WR: What I'm telling you is true at any time, for any, any leader. But if someone's been inauthentic, they’re not going to all of a sudden become authentic now. You see some of those folks who have real gifts but they're very flawed as leaders. I don't think it helps to mention any particular names, but you're seeing a lot of flawed leadership out there right now, stuff that is self-centered leadership. It's not authentic and it's not helpful. And yet, you also see who people respond to, like Dr Fauci. They're responding to the dude because he just kind of shoots straight and he knows what he's talking about him. So there's an example of somebody leading authentically right now.
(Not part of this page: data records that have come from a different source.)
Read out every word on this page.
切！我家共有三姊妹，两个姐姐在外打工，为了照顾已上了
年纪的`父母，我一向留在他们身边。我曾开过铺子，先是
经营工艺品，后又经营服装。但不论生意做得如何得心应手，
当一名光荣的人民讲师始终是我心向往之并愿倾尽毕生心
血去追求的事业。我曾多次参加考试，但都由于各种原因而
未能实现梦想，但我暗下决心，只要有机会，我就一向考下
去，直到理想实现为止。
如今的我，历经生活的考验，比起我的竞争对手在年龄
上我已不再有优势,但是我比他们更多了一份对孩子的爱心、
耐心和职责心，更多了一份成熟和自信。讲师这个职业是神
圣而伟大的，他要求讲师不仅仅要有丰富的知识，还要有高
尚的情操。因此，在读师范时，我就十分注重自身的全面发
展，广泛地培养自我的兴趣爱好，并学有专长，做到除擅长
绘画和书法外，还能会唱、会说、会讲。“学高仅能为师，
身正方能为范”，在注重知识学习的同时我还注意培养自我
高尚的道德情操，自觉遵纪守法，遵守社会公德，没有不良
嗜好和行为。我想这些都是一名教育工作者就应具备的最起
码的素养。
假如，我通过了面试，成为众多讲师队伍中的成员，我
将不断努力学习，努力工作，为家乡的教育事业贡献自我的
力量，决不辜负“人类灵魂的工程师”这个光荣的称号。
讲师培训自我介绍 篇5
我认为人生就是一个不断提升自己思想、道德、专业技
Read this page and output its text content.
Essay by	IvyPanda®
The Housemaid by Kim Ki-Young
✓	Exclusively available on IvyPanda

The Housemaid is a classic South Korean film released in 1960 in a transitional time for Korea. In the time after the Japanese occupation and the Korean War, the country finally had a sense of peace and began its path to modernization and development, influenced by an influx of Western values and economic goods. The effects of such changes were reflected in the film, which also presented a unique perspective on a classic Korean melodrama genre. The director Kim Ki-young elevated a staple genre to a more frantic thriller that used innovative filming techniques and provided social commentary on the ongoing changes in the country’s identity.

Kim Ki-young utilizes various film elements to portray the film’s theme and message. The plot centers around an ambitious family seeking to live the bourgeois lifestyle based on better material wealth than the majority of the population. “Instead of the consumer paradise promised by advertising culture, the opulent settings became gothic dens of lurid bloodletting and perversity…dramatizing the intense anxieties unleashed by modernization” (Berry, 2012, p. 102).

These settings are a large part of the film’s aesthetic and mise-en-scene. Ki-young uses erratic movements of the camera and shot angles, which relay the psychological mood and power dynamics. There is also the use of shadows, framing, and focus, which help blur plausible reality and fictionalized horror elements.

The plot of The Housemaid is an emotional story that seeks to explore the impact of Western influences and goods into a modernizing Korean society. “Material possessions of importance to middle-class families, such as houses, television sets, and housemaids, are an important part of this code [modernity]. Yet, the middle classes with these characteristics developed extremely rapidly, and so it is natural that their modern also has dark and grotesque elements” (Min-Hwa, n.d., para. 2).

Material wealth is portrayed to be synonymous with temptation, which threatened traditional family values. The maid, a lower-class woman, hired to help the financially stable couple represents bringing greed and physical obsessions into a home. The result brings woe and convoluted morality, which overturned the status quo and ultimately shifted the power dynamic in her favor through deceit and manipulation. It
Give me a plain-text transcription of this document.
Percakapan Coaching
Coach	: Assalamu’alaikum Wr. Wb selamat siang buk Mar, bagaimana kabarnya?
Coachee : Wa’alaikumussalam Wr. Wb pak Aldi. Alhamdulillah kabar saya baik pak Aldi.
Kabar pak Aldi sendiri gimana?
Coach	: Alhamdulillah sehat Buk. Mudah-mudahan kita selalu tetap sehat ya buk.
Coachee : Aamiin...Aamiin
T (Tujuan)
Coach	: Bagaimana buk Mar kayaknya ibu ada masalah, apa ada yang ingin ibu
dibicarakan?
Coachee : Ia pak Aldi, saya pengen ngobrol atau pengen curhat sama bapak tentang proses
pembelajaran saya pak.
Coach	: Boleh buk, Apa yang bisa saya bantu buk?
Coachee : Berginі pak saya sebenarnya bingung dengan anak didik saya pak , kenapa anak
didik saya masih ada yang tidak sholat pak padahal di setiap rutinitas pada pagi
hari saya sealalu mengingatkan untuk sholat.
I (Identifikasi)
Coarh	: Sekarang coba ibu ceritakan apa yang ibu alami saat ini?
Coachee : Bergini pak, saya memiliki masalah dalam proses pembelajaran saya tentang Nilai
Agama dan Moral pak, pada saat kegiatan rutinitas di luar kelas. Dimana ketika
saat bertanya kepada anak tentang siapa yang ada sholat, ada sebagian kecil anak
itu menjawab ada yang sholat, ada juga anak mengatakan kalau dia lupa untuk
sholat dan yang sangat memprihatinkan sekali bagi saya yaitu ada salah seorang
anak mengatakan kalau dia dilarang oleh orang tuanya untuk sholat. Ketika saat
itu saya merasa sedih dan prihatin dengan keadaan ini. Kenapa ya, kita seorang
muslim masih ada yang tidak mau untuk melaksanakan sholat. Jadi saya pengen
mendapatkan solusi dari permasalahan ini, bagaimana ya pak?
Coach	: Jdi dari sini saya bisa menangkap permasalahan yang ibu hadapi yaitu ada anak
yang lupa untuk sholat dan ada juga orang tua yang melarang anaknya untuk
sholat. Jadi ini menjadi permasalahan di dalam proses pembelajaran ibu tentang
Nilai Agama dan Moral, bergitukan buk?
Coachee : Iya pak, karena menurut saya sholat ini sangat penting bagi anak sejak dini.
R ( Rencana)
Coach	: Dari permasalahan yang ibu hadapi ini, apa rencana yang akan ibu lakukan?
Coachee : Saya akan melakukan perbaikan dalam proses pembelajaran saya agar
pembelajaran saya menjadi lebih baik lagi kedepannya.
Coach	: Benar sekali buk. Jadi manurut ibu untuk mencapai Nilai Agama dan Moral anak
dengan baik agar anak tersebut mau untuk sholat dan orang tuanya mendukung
He is just up there again himself and being pretty consistent.
Are there examples in the natural products industry?
WR: My friends at Hungry, which is an office catering company in Washington, DC supporting local chefs, pivoted to doing ‘hungry at home.’ Kirsten Richmond at Revolution Foods makes affordable healthy food for school kids and she pivoted to serve kids in the inner cities. Again, part of what I think sets our industry apart is that we have always had an ability and a willingness to serve and to do good things from a mission perspective. I hope you will tell some of the stories of how companies even in the tough times are finding ways to serve and support the greater sense of community.
How do you see the natural products industry emerging from this in X number of months.
WR: X is the key there. History is on our side. Our fundamental thesis is correct. I started in 1978 in this business with my first little store. So, I've seen the time it takes for this to become accepted, but I would argue that the idea that food and the quality of food matters to your health has now become a mainstream idea. Your lifestyle is the most powerful thing you have if you desire a healthy future. Do you want to take it into your own hands and take care of that or do you want to go with the other way and bounce around the health care system which is extremely expensive and not that effective, certainly no replacement for keeping yourself healthy. We now have a new generation of entrepreneurs that are ready to give brief life into that and bring reality to that and keep bringing their brands and their products and experiences to market. There was an article on CNN basically reminding people that one of the ways you build immunity is through your healthy diet. I'd like to see us as an industry not only making sure we're looking after our own, which is to say somebody's staying on top of these programs and making sure all the information is available to our membership to help them through these times with their business, but that we are also thinking about how we reemerge with a message around the power of natural foods, broadly speaking, and a healthy lifestyle.